The melody you come up with is uniquely yours, and it has to come from a place inside of you. The best advice I can give is to listen to as much music as possible.  Once you listen, the melodies will be inside of you ready to come out into your own songs. The music I grew up on, the folk rock of the 1960’s and 70’s was filled with wonderful melodies that were meant to be sung with, many of which were rooted in Irish folk melodies and the folk music of Appalachia in early U.S. history.

One thing that most rap music lacks is melody.  There is rhythm to the words, sometimes which are poetically brilliant, but not the ascending, descending, and sustaining musical notes. Nevertheless, I’ll take faith-filled rap over vain and self-centered melodies any day!

Most popular music is not very complex.  A simple melody to sing along to will catch the ears of more people who are not musically sophisticated, and if you mean to attract a large number of people quickly, then basing your songs off of childhood nursery rhymes is sometimes a good place to start.

Words Have Their Own Music Built-In

Sometimes the job of creating melodies is made easier by the words you happen to write. Don’t try to cram words where they don’t fit. Your primary job as a songwriter is not to teach or to use big words – your first job is to be musical.

To demonstrate how words can shape the melody, first sing (in any way you can or want to) the name  “Jen.” Go ahead – have fun with it and sing that name. Next sing the name “Jenny,” and listen to how it comes out of your mouth.  Next sing the name “Jennifer,” and listen to how it comes out of your mouth.  I am going to bet, that even though you were saying a similar name each time that the music that you began had a different melody.

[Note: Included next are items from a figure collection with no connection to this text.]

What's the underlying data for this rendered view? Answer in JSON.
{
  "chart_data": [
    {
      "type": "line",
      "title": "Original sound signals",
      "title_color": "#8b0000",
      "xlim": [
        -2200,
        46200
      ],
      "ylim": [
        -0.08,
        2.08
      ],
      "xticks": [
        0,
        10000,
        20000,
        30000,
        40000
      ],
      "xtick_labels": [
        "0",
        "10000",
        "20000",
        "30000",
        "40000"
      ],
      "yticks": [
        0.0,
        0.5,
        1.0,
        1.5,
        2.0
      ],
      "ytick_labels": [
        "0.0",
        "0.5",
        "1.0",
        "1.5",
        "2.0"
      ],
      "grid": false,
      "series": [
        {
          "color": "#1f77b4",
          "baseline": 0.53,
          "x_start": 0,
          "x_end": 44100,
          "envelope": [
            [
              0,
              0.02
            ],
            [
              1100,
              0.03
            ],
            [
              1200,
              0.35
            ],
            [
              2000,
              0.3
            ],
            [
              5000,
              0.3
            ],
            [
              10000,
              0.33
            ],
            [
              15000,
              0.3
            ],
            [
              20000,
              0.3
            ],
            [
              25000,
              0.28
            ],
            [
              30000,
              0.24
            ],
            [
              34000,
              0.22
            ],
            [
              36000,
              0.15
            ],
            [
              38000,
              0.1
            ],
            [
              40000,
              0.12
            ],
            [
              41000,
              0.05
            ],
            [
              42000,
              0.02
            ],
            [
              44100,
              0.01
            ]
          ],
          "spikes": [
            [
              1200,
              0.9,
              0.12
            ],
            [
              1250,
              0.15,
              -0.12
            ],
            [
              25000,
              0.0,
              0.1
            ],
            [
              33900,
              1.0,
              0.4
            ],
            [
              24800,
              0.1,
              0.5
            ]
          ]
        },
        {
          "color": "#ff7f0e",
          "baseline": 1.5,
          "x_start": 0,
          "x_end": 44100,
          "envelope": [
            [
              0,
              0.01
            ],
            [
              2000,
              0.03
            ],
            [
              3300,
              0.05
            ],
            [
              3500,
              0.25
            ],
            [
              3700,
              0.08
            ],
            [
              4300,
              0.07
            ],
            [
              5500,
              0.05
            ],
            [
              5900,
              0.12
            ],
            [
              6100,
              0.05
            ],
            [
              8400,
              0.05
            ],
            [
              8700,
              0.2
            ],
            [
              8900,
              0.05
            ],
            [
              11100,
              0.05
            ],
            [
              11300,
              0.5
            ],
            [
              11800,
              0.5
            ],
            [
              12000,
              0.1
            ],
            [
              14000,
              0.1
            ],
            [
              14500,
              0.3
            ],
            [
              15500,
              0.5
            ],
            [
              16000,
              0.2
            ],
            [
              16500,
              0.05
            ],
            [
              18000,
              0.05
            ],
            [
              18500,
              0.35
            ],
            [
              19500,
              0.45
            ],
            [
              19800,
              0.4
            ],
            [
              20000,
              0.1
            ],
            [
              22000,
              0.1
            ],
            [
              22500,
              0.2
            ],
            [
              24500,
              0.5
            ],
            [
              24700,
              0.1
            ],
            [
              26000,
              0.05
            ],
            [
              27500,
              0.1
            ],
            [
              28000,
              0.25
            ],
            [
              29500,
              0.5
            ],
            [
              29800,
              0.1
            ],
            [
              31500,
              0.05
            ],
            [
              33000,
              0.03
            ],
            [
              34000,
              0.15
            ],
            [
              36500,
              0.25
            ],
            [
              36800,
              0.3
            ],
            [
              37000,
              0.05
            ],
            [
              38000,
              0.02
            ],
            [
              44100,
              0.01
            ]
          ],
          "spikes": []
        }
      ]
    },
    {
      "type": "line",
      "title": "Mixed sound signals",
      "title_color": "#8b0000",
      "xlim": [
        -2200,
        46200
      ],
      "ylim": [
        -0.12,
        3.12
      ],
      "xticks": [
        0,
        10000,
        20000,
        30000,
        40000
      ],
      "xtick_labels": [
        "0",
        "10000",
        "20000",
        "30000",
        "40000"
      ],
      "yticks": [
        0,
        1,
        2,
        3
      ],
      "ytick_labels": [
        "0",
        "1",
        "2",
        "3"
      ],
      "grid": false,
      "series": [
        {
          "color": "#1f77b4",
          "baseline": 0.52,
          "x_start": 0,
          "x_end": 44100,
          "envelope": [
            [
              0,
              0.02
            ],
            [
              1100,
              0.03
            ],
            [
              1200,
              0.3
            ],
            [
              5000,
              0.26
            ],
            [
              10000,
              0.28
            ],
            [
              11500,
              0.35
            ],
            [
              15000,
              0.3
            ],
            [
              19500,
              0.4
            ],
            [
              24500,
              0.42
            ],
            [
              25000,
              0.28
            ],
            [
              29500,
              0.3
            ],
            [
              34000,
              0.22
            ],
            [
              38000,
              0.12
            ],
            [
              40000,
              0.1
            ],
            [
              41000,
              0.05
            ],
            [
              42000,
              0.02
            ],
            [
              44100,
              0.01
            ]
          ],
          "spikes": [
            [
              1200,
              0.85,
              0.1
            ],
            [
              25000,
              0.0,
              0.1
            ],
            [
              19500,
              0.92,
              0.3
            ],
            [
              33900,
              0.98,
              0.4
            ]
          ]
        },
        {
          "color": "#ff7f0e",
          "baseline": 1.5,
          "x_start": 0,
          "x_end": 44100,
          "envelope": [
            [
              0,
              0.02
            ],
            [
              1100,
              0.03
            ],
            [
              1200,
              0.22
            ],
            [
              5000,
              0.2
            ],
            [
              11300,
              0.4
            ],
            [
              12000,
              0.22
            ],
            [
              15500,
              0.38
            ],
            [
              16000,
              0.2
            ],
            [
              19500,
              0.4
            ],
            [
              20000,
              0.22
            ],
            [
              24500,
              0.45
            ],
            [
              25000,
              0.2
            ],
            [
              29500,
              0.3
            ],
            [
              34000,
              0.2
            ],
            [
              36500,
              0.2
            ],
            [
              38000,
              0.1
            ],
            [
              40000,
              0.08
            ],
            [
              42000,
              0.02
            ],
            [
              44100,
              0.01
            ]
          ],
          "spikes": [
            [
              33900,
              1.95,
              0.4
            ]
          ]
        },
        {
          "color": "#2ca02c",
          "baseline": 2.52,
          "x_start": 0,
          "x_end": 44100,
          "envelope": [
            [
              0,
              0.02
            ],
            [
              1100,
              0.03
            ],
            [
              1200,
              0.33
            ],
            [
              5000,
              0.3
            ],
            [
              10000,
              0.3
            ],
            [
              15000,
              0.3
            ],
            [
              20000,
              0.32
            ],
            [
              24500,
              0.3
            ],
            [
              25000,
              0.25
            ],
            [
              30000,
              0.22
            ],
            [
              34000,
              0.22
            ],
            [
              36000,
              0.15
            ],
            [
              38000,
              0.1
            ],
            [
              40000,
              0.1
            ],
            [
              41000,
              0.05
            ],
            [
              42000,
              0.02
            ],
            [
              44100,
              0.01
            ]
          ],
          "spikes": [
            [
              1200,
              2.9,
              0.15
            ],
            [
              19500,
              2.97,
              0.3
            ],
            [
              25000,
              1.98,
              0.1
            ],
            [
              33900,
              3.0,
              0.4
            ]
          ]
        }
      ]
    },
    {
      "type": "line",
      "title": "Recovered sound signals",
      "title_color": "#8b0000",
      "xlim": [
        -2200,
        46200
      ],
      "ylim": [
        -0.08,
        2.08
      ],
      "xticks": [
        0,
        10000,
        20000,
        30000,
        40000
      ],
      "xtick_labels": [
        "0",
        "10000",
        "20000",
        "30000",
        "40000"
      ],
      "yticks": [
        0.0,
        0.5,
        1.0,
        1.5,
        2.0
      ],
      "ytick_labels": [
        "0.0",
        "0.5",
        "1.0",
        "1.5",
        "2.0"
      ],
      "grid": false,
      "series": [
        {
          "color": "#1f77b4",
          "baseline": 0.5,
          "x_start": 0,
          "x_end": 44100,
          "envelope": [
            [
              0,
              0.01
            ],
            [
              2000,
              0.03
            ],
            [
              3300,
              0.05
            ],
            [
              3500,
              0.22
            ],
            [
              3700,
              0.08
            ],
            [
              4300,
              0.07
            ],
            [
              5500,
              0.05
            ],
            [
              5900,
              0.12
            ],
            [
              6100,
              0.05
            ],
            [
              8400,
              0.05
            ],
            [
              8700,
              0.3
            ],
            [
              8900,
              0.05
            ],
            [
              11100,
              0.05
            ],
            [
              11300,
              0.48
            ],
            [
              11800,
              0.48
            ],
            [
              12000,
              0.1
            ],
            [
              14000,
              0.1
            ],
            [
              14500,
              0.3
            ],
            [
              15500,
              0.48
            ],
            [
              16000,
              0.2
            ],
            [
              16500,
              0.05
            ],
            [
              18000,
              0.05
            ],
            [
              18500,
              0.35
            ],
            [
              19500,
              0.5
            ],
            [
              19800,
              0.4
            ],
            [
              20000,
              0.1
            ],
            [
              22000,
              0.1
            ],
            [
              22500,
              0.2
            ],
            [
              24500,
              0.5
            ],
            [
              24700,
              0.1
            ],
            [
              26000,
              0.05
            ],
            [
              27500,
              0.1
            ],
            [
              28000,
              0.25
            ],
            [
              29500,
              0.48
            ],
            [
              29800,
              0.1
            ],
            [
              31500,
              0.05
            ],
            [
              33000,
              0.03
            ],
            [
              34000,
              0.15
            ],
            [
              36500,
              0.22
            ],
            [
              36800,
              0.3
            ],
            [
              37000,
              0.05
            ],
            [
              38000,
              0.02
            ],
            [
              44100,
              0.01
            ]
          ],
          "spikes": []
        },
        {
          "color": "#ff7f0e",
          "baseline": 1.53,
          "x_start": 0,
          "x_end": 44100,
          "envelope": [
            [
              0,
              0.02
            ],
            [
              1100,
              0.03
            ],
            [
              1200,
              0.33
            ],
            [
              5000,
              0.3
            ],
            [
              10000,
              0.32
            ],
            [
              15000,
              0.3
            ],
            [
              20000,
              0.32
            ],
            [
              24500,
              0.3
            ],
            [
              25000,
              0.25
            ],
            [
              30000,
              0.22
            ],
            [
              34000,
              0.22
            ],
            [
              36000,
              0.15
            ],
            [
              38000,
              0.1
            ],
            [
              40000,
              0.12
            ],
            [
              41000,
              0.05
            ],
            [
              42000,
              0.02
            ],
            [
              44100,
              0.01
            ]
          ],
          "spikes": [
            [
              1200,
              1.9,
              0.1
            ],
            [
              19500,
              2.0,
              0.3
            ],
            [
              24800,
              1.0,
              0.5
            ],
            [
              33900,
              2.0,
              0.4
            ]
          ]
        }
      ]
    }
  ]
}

Next, repeat the exercise above, but this time, add the words “is a girl” to the end of the name.  So sing “Jen is a girl,” “Jenny is a girl,” and “Jennifer is a girl.”  The way that the words naturally leave your body through your mouth is the best way to start coming up with a melody.

So find the most important words you want to say (or the hook of the song) and determine what music they already have built-in.

All of this being said, once you have already started and there is a natural melody that is working its way like a thread through the song, it does become more difficult to find other words in later verses to match the melody naturally.